Treatment of obsessive-compulsive disorder
Most experts believe that the best effect is achieved with a combination of psychotherapy and medication, especially in severe cases. Effective SSRIs and clomipramine (tricyclic antidepressant with a pronounced serotonergic effect). For most SSRIs, low doses (eg, fluoxetine 20 mg / day once, fluvoxamine 100 mg / day once, sertraline 50 mg / day once, paroxetine 40 mg / day once) are usually also effective, as are high doses.
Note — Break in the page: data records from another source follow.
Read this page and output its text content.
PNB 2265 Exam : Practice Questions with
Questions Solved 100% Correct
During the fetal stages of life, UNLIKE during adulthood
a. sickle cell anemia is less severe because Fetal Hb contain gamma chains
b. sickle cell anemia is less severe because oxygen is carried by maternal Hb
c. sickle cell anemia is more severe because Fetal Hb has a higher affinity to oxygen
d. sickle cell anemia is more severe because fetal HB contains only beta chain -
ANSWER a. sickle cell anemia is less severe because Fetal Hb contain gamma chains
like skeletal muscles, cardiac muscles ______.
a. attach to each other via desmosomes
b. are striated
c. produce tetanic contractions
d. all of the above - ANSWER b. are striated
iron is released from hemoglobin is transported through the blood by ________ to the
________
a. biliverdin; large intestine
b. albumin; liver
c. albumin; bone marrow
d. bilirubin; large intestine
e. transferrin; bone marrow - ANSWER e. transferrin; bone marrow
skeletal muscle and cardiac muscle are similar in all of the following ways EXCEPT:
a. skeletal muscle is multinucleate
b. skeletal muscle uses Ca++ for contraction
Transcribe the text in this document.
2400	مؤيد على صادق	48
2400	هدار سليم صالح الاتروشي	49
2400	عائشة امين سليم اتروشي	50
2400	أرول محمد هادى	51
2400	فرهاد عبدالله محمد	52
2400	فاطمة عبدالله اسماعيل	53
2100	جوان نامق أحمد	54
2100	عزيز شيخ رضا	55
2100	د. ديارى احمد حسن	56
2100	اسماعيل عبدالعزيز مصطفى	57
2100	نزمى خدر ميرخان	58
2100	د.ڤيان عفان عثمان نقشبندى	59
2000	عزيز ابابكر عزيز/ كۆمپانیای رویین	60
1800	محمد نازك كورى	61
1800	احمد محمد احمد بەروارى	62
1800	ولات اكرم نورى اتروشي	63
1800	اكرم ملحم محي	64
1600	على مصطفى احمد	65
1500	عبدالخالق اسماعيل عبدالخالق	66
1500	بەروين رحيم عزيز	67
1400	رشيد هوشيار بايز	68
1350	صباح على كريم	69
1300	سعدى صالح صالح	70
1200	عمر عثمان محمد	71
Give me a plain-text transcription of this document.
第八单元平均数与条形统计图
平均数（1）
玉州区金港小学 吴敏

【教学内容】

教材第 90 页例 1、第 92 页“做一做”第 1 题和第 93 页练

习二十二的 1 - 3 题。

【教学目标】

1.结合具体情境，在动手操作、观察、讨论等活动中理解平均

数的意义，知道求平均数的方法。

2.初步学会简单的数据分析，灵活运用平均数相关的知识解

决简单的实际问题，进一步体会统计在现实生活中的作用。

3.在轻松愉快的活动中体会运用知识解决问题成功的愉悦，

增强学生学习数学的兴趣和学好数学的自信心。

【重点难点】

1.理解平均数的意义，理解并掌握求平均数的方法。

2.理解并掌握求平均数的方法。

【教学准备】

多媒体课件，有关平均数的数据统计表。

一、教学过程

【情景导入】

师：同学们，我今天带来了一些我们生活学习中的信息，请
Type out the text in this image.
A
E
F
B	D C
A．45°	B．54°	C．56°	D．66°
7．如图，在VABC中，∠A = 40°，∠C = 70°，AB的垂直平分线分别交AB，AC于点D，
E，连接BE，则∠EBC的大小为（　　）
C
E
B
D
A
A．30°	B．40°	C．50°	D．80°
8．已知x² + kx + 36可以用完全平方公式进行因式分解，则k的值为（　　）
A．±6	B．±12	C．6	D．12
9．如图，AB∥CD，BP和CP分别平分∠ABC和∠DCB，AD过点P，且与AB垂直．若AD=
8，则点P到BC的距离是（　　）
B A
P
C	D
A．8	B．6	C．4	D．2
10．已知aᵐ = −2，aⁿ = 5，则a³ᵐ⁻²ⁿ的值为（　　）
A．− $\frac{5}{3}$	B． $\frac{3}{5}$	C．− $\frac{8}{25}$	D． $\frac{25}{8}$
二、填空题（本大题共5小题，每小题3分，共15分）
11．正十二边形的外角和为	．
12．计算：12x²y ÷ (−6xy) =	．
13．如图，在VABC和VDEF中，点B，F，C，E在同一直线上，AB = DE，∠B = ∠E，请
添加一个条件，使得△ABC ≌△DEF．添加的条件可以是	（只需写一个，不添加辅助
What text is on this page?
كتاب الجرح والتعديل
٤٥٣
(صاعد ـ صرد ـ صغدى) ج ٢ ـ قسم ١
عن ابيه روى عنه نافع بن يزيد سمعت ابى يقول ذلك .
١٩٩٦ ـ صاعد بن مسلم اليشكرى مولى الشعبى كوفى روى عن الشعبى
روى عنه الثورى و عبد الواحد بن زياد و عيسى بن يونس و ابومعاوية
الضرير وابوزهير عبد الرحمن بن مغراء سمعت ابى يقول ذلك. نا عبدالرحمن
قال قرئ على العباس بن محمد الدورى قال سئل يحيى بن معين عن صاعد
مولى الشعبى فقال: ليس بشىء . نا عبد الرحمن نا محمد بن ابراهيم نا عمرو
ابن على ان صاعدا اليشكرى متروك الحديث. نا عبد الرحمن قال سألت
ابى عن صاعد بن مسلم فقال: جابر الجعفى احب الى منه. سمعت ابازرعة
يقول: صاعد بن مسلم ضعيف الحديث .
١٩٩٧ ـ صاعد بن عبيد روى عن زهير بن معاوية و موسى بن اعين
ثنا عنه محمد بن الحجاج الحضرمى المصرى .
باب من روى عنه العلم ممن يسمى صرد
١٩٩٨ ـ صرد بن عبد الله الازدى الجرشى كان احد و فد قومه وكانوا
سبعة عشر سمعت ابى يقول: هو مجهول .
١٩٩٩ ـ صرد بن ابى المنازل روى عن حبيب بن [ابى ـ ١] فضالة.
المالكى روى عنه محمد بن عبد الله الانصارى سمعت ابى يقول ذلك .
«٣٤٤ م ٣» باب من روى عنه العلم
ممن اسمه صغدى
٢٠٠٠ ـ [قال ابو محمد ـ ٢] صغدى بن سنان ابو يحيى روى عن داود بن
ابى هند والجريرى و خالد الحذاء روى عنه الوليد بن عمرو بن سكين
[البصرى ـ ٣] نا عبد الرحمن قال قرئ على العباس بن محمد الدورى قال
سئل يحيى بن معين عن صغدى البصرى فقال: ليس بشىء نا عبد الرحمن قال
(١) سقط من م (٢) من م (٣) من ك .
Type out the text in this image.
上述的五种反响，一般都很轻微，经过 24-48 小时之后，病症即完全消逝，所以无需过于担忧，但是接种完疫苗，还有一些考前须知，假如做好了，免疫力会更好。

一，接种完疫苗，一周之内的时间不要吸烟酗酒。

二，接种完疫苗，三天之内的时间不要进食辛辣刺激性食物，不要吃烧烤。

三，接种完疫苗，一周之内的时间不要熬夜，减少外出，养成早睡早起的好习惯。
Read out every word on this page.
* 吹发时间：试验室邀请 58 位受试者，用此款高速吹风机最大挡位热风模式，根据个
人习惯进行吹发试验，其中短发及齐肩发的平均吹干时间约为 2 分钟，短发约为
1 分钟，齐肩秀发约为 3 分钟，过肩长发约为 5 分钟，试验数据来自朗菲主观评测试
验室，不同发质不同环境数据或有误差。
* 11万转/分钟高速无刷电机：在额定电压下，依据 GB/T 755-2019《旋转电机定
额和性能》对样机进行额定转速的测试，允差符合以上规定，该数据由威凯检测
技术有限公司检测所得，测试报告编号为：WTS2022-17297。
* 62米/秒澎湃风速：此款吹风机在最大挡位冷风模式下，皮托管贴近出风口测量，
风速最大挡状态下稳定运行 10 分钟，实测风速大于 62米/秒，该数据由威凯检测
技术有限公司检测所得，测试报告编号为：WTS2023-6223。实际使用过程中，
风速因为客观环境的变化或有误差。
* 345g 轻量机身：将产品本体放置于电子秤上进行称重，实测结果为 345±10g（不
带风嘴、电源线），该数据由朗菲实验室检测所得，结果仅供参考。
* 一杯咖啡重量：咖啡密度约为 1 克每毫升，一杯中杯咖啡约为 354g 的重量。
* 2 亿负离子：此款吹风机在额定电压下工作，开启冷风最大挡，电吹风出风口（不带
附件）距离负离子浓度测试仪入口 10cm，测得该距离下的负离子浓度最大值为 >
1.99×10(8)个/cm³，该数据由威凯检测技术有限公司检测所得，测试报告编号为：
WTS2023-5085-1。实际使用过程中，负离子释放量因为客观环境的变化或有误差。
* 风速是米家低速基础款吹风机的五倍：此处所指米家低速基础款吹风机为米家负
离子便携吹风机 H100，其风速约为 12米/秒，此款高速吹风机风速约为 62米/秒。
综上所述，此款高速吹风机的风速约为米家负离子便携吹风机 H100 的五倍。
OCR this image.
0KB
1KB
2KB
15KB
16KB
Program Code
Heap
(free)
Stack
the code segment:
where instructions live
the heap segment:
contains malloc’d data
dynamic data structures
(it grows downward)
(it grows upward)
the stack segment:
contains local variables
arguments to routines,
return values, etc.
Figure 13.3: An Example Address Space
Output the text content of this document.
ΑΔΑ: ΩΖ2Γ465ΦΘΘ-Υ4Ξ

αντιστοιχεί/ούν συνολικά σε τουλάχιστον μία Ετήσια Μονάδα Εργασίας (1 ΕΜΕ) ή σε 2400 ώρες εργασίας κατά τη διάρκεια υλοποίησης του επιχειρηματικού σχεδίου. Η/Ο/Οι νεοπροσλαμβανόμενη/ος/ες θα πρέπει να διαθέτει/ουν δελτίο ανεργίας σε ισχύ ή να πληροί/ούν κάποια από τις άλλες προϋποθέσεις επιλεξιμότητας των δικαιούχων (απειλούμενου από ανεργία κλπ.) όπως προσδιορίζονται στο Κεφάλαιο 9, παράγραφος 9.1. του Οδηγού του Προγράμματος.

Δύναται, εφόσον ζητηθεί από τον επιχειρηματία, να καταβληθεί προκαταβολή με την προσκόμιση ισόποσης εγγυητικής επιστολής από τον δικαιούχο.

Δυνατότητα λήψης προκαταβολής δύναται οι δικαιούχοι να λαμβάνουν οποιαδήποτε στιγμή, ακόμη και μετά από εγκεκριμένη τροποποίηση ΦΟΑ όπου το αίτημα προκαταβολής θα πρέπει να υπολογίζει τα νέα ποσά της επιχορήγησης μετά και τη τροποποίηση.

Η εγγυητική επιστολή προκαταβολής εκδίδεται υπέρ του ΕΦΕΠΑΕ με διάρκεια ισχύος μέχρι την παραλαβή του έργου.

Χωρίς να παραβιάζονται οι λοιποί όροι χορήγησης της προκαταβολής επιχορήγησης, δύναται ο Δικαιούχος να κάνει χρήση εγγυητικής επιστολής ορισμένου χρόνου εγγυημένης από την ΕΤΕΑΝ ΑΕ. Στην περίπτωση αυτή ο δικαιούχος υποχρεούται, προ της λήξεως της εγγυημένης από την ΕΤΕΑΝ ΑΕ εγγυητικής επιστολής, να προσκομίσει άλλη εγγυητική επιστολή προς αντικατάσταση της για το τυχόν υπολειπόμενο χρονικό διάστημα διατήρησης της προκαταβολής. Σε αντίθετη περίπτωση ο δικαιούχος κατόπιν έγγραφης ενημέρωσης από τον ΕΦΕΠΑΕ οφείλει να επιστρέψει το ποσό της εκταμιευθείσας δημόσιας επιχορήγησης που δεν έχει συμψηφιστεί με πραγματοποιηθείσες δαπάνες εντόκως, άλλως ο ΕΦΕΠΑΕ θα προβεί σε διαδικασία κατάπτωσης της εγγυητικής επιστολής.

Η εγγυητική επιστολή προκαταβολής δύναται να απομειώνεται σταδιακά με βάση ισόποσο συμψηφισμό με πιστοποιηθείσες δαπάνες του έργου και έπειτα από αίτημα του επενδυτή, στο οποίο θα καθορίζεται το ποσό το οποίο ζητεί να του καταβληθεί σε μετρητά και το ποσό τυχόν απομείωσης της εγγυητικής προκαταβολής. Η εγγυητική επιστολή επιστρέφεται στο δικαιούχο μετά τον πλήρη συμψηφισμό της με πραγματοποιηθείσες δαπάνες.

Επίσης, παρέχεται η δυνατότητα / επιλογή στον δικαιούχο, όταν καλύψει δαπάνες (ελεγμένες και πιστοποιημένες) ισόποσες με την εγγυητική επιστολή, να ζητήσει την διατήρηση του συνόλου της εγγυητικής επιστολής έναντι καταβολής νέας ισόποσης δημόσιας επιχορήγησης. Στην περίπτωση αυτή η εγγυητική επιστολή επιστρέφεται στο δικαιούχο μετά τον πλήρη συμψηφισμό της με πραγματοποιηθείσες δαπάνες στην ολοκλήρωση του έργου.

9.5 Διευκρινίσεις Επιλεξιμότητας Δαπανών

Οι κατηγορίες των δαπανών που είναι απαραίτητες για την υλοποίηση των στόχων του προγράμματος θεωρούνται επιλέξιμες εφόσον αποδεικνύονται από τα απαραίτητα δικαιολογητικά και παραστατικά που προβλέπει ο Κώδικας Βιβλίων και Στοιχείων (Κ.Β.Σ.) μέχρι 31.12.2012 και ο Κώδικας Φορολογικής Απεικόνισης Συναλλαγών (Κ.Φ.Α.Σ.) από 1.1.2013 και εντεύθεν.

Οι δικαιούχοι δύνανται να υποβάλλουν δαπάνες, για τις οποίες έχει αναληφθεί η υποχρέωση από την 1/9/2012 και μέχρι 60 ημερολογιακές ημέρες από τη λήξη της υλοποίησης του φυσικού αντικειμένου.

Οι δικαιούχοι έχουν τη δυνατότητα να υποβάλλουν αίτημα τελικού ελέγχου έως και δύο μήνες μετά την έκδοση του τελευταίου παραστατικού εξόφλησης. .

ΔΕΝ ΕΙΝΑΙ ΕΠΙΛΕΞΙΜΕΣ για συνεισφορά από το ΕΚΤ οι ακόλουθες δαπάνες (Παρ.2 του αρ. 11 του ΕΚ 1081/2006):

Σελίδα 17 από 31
In the past, obsessive-compulsive disorder was considered a condition resistant to treatment. Traditional methods of psychotherapy, based on psychoanalytic principles, rarely brought success. Disappointed and the results of the use of various drugs. However, in the 1980s, the situation changed due to the emergence of new methods of behavioral therapy and pharmacotherapy, the effectiveness of which was confirmed in large-scale studies. The most effective form of behavioral therapy in obsessive-compulsive disorder is the method of exposure and prevention reactions. The exposition consists in placing the patient in a situation that provokes discomfort associated with obsessions. At the same time, patients are given instructions on how to resist compulsive rituals - preventing a reaction.
The main tools for treating obsessive-compulsive disorder are currently clomipramine or selective serotonin reuptake inhibitors (SSRIs). Clomipramine, having a tricyclic nature, is an inhibitor of serotonin reuptake.
The modern era in the pharmacotherapy of obsessive-compulsive disorder began in the second half of the 60s with the observation that clomipramine, but not other tricyclic antidepressants (such as imipramine), is effective in obsessive-compulsive disorder. Clomipramine, a 3-chlorine analogue of tricyclic imipramine, inhibits the reuptake of serotonin 100 times more than the original substance. These distinctive clinical and pharmacological features of clomipramine allowed us to formulate a hypothesis about the role of serotonin in the pathogenesis of obsessive-compulsive disorder. The advantage of clomipramine over placebo and non-serotonergic antidepressants is confirmed by numerous studies with double-blind control. The effect of clomipramine in obsessive-compulsive disorder has been studied most thoroughly. Clomipramine was the first drug to be approved by the FDA for use in the United States for obsessive-compulsive disorder.